Hansjörg war Perfektionist. Wir schrieben eine Fassung. Dann die nächste. Dann die nächste. Und dann noch eine. Und noch eine. Irgendwann hatte ich das Gefühl, wir würden uns im Kreis drehen. Hansjörg kämpfte um jedes Wort.
Überhaupt war er ein ungewöhnlicher Mensch. Er kochte morgens Kaffee und ließ die Kanne den ganzen Tag auf der Heizplatte stehen. Wenn man abends sein Büro betrat, roch es streng. So ähnlich wie Stinktiersekret. Auch seine Ernährung war speziell. Einmal bekam er spätabends Hunger. In seinem Büro fand sich nur noch eine Tafel Schokolade. Sie hatte den ganzen Tag in der Wärme gelegen und war mittlerweile halbflüssig. Das störte ihn nicht im Geringsten. Er nahm einen Löffel und löffelte die gesamte Schokolade aus der Verpackung.
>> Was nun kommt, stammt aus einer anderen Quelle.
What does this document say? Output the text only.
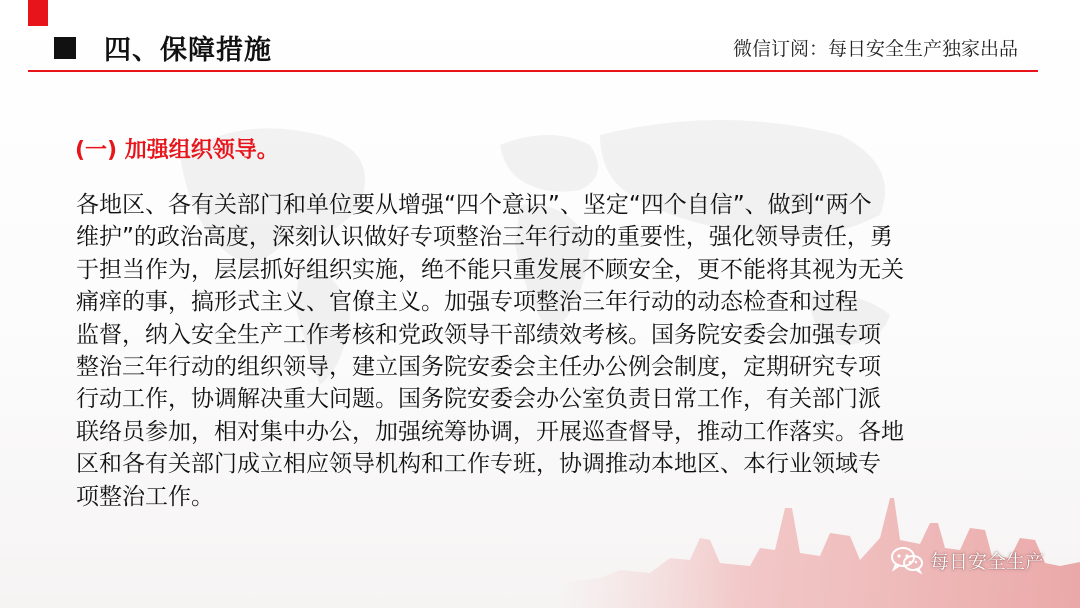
四、保障措施	微信订阅：每日安全生产独家出品
(一) 加强组织领导。
各地区、各有关部门和单位要从增强“四个意识”、坚定“四个自信”、做到“两个
维护”的政治高度，深刻认识做好专项整治三年行动的重要性，强化领导责任，勇
于担当作为，层层抓好组织实施，绝不能只重发展不顾安全，更不能将其视为无关
痛痒的事，搞形式主义、官僚主义。加强专项整治三年行动的动态检查和过程
监督，纳入安全生产工作考核和党政领导干部绩效考核。国务院安委会加强专项
整治三年行动的组织领导，建立国务院安委会主任办公例会制度，定期研究专项
行动工作，协调解决重大问题。国务院安委会办公室负责日常工作，有关部门派
联络员参加，相对集中办公，加强统筹协调，开展巡查督导，推动工作落实。各地
区和各有关部门成立相应领导机构和工作专班，协调推动本地区、本行业领域专
项整治工作。
每日安全生产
Für Hansjörg war das völlig normal. Für mich nicht.
Als schließlich die siebzehnte Manuskriptfassung zurückkam, hatte ich endgültig genug. Ich zerriss das Manuskript. Übrig blieb nur ein kleiner Schnipsel Papier. Darauf stand:
„Dem Ding fehlt Schwung!“
Diesen Schnipsel nahm ich mit nach Hause und klebte ihn auf den Glasrahmen eines Fotos von Raquel Welch. Meine ganz persönliche Form von Rache.
Der Begutachtungsprozess bei "Nature" verlief überraschend problemlos. Die Gutachter hatten einige kleinere Einwände, die wir beantworten konnten. Und dann geschah etwas, womit Niemand gerechnet hätte. "Nature" akzeptierte die Arbeit. Und ich war Erstautor! Meine allererste wissenschaftliche Arbeit: in „Nature“. Rückblickend erscheint mir das heute noch unwirklich.
In den folgenden Jahren entstanden insgesamt drei weitere Arbeiten, die ich in renomierten Zeitschriften veröffentlichte. Eine davon als Alleinautor. Hansjörg war ein großzügiger Mensch. Er meinte, die Idee stamme vollständig von mir und er habe keinen Anspruch auf eine Mitautorenschaft.
1984 konnte ich die vier Publikationen zu einer kumulativen Dissertation zusammenfassen und als Promotion einreichen.
Die Arbeit wurde mit summa cum laude bewertet. Von den damals rund dreihundert eingereichten Promotionen erhielten diese Auszeichnung nur zwei weitere Arbeiten. Natürlich war ich stolz. Aber wichtiger war etwas anderes: vier Jahre zuvor hatte ich noch ratlos vor mehr als fünfhundert Seiten englischer Fachliteratur gesessen und geglaubt, niemals durch diesen Berg hindurchzukommen. Nun hielt ich meine Promotionsurkunde in der Hand.
Zum ersten Mal begann ich zu glauben, dass ich vielleicht doch mehr konnte, als ich selbst jahrelang angenommen hatte. Rückblickend war das wahrscheinlich der eigentliche Gewinn dieser Jahre. Nicht die Urkunde und auch nicht die Publikationen.
Sondern das Vertrauen in die eigenen Möglichkeiten.